Revolutionary ultra-low power SoC architectures
CPU-less data management subsystems enablement for ultimate energy efficiency
Subsystem architectures are critical to energy savings
Designers usually build their SoC based on pre-designed & pre-verified subsystem architectures.
The architecture choice is extremely important to maximize energy efficiency. We have experienced more than 100x improvement in energy efficiency thanks to novel subsystem architectures. Innovating in this area is definitely the right path to push back SoC energy efficiency limits.
With MAESTRO, speed-up your SoC design with a configurable Power Controller RTL IP
With the growing chip complexity observed in many market segments, in addition to a need for longer battery life, SoC design teams are forced to adopt advanced power management techniques to improve the energy efficiency of their devices. Recent process nodes offer a high level of SoC integration with RF connectivity, logic MCU, non-volatile memory, AI/ML processor, and analog blocks on the same die.
Designing a custom logic to control the devices involved in power management requires an in-depth expertise and drastically increases the design and verification cycle time.
We created MAESTRO, a unique Power Controller RTL IP which is accompanied by PowerStudio compiler to speed-up the design of a highly scalable power controller that features breakthrough capabilities compared to traditional HW or SW PMU design methodologies.
CPU-less data management subsystems are the future for ultimate energy efficiency gains, discover CHAMELEON
CPU-centric subsystem are limited in energy efficiency
In CPU-centric architecture (the most commonly used) the CPU is involved in every data event on peripherals. In deep sleep mode, the CPU context needs to be restored for each data event, leading to significant latency and power overhead.
Moreover, while the CPU is busy treating the data, it cannot perform other tasks, leading to severe performance limitations.
CPU-less data management system architectures do not suffer from the limitations of the CPU-centric architecture.
The data can be autonomously stored and treated through a smart DMA without involving the CPU, leading to significant power & latency savings. Moreover, with an improved bus & memory architecture, the CPU can perform other tasks and access the memory in parallel, leading to drastic performance improvements.
We have developed CHAMELEON, a unique subsystem approach based on a CPU-less data management system technology.
Tiny RAPTOR, a Power-efficient Neural Processing IP Platform specialized in sound and vision
A specialized neural processor that implements up to 128 processing elements and the necessary control and arithmetic logic to execute Machine Learning Algorithms of predictive models.

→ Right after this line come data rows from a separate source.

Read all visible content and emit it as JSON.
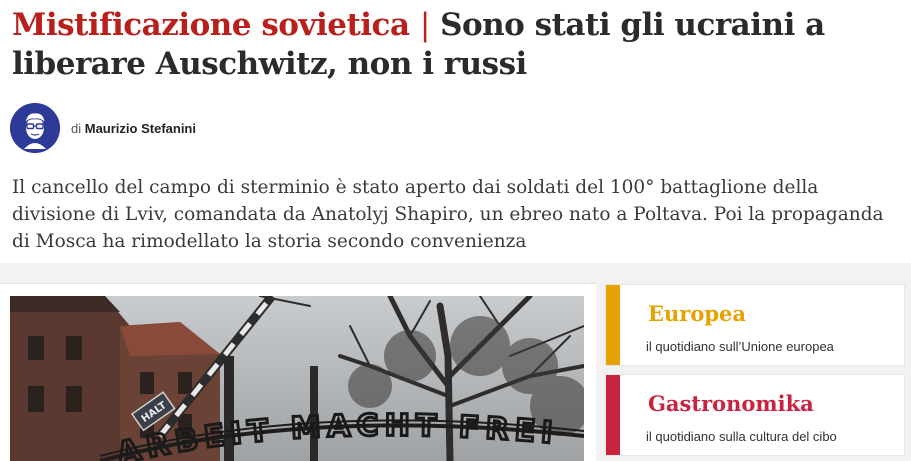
{
  "article": {
    "kicker": "Mistificazione sovietica",
    "separator": "|",
    "title": "Sono stati gli ucraini a liberare Auschwitz, non i russi",
    "byline_prefix": "di",
    "author": "Maurizio Stefanini",
    "summary": "Il cancello del campo di sterminio è stato aperto dai soldati del 100° battaglione della divisione di Lviv, comandata da Anatolyj Shapiro, un ebreo nato a Poltava. Poi la propaganda di Mosca ha rimodellato la storia secondo convenienza",
    "photo": {
      "gate_sign_text": "ARBEIT MACHT FREI",
      "barrier_sign_text": "HALT"
    }
  },
  "promos": [
    {
      "title": "Europea",
      "subtitle": "il quotidiano sull’Unione europea",
      "accent": "#e8a200"
    },
    {
      "title": "Gastronomika",
      "subtitle": "il quotidiano sulla cultura del cibo",
      "accent": "#c8233f"
    }
  ],
  "colors": {
    "kicker": "#b8201c",
    "avatar_bg": "#2e3a97"
  }
}
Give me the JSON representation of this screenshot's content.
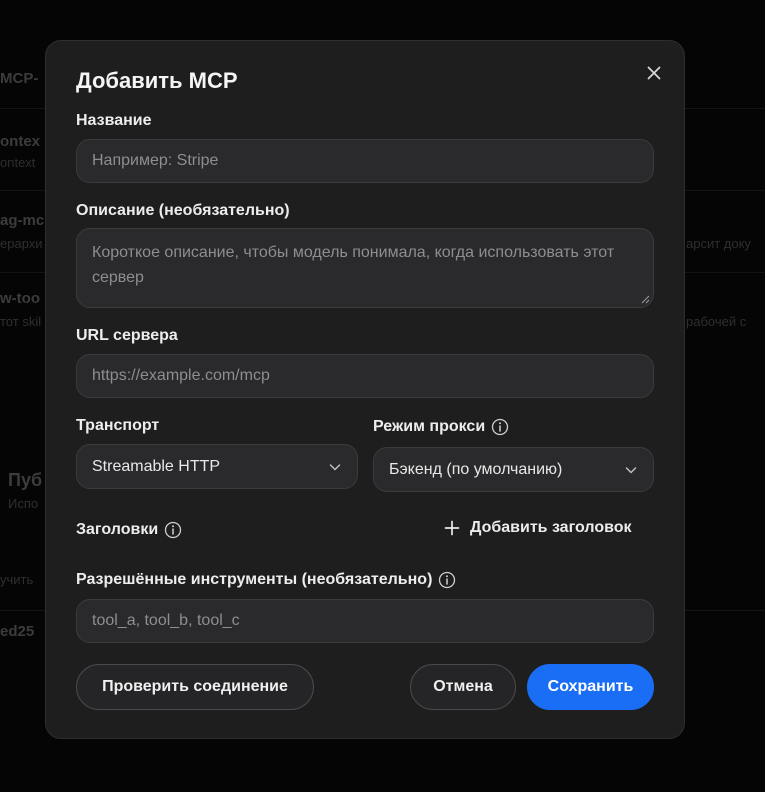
{
  "background": {
    "items": [
      {
        "title": "MCP-",
        "sub": ""
      },
      {
        "title": "ontex",
        "sub": "ontext"
      },
      {
        "title": "ag-mc",
        "sub": "ерархи",
        "right": "арсит доку"
      },
      {
        "title": "w-too",
        "sub": "тот skil",
        "right": "рабочей с"
      },
      {
        "title": "Пуб",
        "sub": "Испо"
      },
      {
        "title": "",
        "sub": "учить"
      },
      {
        "title": "ed25",
        "sub": ""
      }
    ]
  },
  "dialog": {
    "title": "Добавить MCP",
    "close_icon": "close-icon",
    "name": {
      "label": "Название",
      "placeholder": "Например: Stripe",
      "value": ""
    },
    "description": {
      "label": "Описание (необязательно)",
      "placeholder": "Короткое описание, чтобы модель понимала, когда использовать этот сервер",
      "value": ""
    },
    "url": {
      "label": "URL сервера",
      "placeholder": "https://example.com/mcp",
      "value": ""
    },
    "transport": {
      "label": "Транспорт",
      "selected": "Streamable HTTP"
    },
    "proxy_mode": {
      "label": "Режим прокси",
      "selected": "Бэкенд (по умолчанию)"
    },
    "headers": {
      "label": "Заголовки",
      "add_label": "Добавить заголовок"
    },
    "allowed_tools": {
      "label": "Разрешённые инструменты (необязательно)",
      "placeholder": "tool_a, tool_b, tool_c",
      "value": ""
    },
    "buttons": {
      "test": "Проверить соединение",
      "cancel": "Отмена",
      "save": "Сохранить"
    },
    "colors": {
      "accent": "#1a6ef5",
      "surface": "#1e1e1f",
      "field": "#2a2a2c"
    }
  }
}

Tiny RAPTOR is a fully programmable accelerator designed to execute deep neural networks (DNN) in an energy-efficient way. It reduces the inference time needed to run Machine Learning (ML) Neural Networks (NN). Tiny RAPTOR fits particularly well within any MCU subsystem, in particular with our MCU subsystem CHAMELEON.

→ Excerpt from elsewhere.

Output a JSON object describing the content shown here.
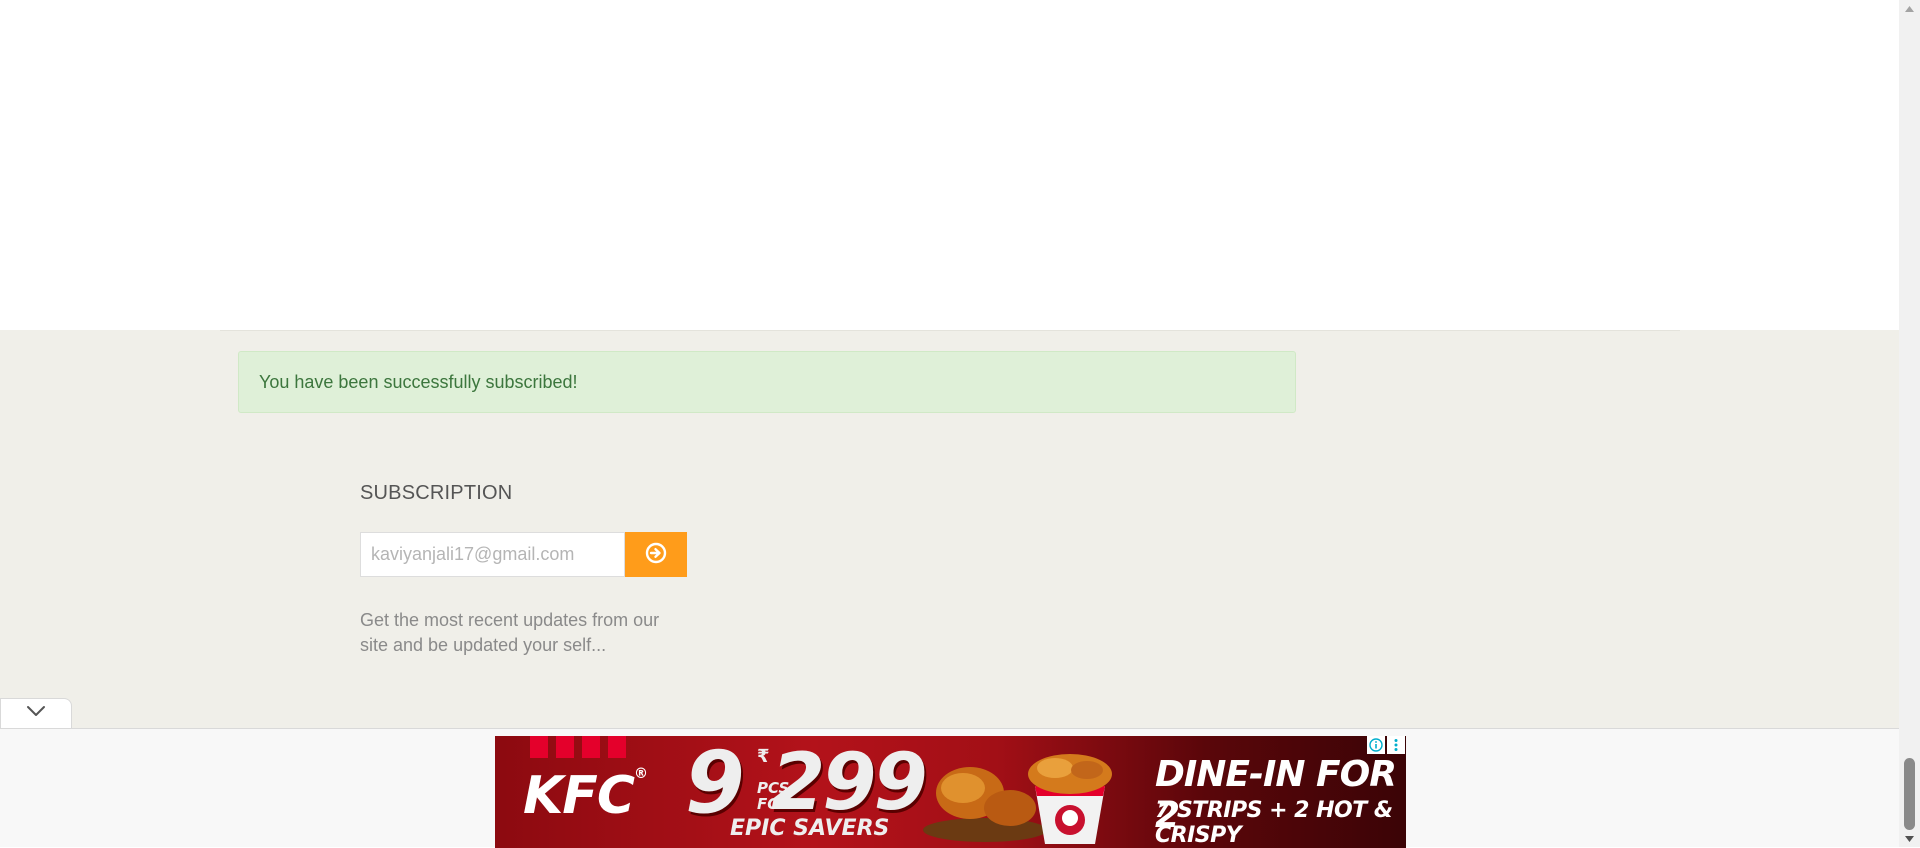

Parallel & versatile processing for greater Energy-Efficiency & SoC flexibility, meet PANTHER
PANTHER is a scalable multi-core Digital Signal Processor IP Platform capable to efficiently run typical signal processing tasks as well as Artificial Intelligence and Machine Learning algorithms.
PANTHER relies on a popular RISC-V instruction set and leverages a rich software ecosystem. Configurable from 4 to 16 parallel cores that rely on an advanced memory interconnect, PANTHER combines ultimate throughput efficiency with optimal silicon area to fit ideally with each SoC requirement.
Software execution on its parallel architecture is streamlined through the delivery of dedicated libraries together with a complete software development kit.